The prostrate trailing shrub nēnē (pictured on the left, and in the galleries above and below) has stems two or three metres long, with short, lateral branches and very closely spaced small leaves 6-13 mm long by 1.5 to 3 or 4 mm wide. The leaves have cup-like appendages at the base. It is usually found in open sites like lava flows and cinder fields at higher altitudes (1200-2600 m), but is occasionally found in wet forests and even bogs. The small flowers have style-branches (the tubes that join the stigma -- pollen-receiving organ -- to the ovary) up to 2 cm long (see photo on the right in the gallery above). The fruits are glossy back berries about 1 cm long, apparently a favourite food of the nēnē goose. Whether the plant is named after the goose, or the goose after the plant, is a chicken and egg question for which there is no clear answer. Certainly if the plant name came first, its link with the Fijian word would be considerably more plausible. Just to complicate matters, the word also means to make a chirping or croaking sound, which may or may not be linked to the name of the bird. And there is the variety of kawa (kava) with the dark green spots -- there is a further comment on that in the next section.
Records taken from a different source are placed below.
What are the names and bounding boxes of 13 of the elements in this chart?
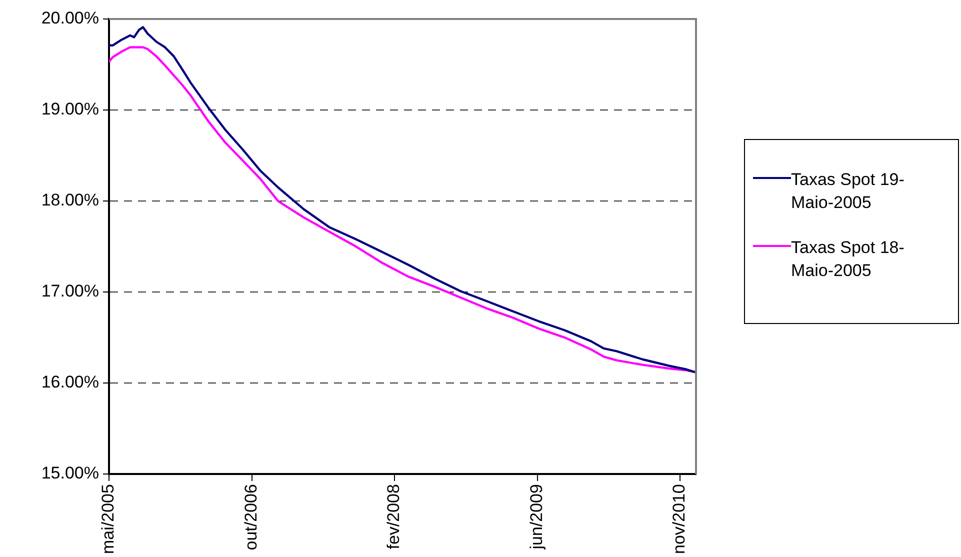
x-tick-label: fev/2008	[384, 484, 404, 550]
y-tick-label: 19.00%	[41, 100, 99, 119]
y-tick-label: 15.00%	[41, 464, 99, 483]
legend-label: Taxas Spot 19-Maio-2005	[791, 169, 906, 214]
x-tick-label: mai/2005	[98, 484, 118, 554]
y-tick-label: 16.00%	[41, 372, 99, 392]
y-tick-label: 17.00%	[41, 282, 99, 301]
x-tick-label: jun/2009	[526, 484, 546, 550]
y-tick-label: 20.00%	[41, 8, 99, 28]
legend-label: Taxas Spot 18-Maio-2005	[791, 237, 906, 282]
x-tick-label: out/2006	[241, 484, 260, 550]
y-tick-label: 18.00%	[41, 190, 99, 210]
x-tick-label: nov/2010	[670, 484, 689, 554]
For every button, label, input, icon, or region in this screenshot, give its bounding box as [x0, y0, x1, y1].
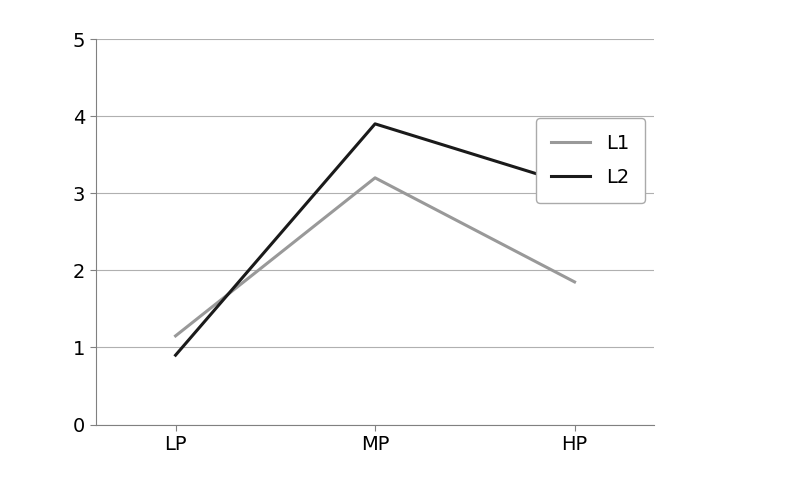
L1 [171, 333, 180, 339]
Line: L2: L2 [176, 124, 575, 355]
L2 [171, 352, 180, 358]
L2 [570, 183, 579, 188]
L1 [370, 175, 380, 181]
Line: L1: L1 [176, 178, 575, 336]
L1 [570, 279, 579, 285]
L2 [370, 121, 380, 127]
Legend: L1, L2: L1, L2 [535, 118, 645, 203]
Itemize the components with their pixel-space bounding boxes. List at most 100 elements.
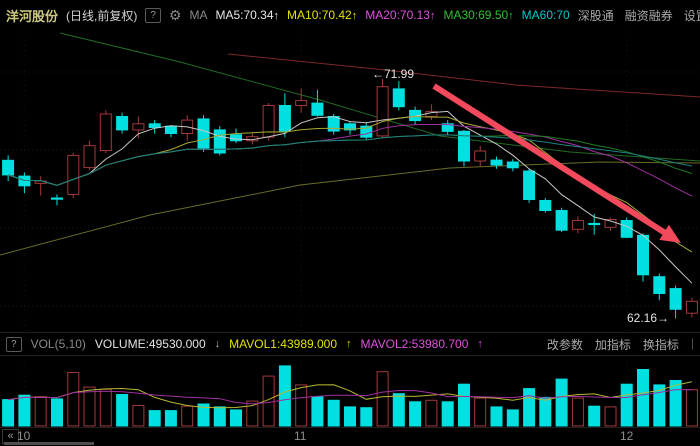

Fijian Geegee, Gēgē (Ngēngē)
Maesa tabacifolia, the Fijian Gēgē, is described in Albert Smith's Flora as a shrub or slender tree 1-7 m high, sometimes becoming scandent, or a liane, found at sea-level to 600 m in dense or open forest, or at its edges, and on open hilllsides. It has white to pale yellow flowers with stamens with white filaments and yellow anthers. He does not record gēgē as a local name, but Mrs Parham depicts it as "a climbing bush with leathery leaves and very abundant inflorescence", and notes geegee as its name in the Nadroga region. It has other names elsewhere in Fiji.
The plant is also found in Samoa, and in his Flora (2022) Art Whistler notes that "The tree is inconspicuous and small, and is virtually unknown to Samoans. No local names or uses have been reported." (The Rensch - Whistler Dictionary (2009), however, gives fu'apine and fu'apini, along with lalaui, lalauta, lalamea and lalamelo as Samoan names for this species.) It has a pinkish-white drupe 4-7 mm long. The stems are dotted with white lenticels (tiny holes which allow aeration of internal tissues). This brings to mind the dark-green spots (which are probably not lenticels) on the stems of the Hawaiian variety of kava also known as nēnē.
Ngenge in Aotearoa
All we know at present about the Aotearoan ngenge is that it was a shrub. The link to the other ngēngē is made a little more tenuous by the short vowels on the Māori word -- generally, long vowels are inherited as signs that a consonant has dropped out of use somewhere along the way in the word's journey from further afield to Polynesia; for example, in Māori, rā "a sail" is from Proto-Austronesian *layaR; rā "the sun" is from Proto-Oceanic *laqaa, which gave rise also to Proto Eastern Polynesian rā "day"; and rā "over there" is a Polynesian invention -- the long vowel made necessary by the rule that only particles can have a single syllable. As always, there are exceptions, and this may be one of them, but normally one would expect words with a common origin to have similar vowel length in closely-related languages like Hawaiian and Māori.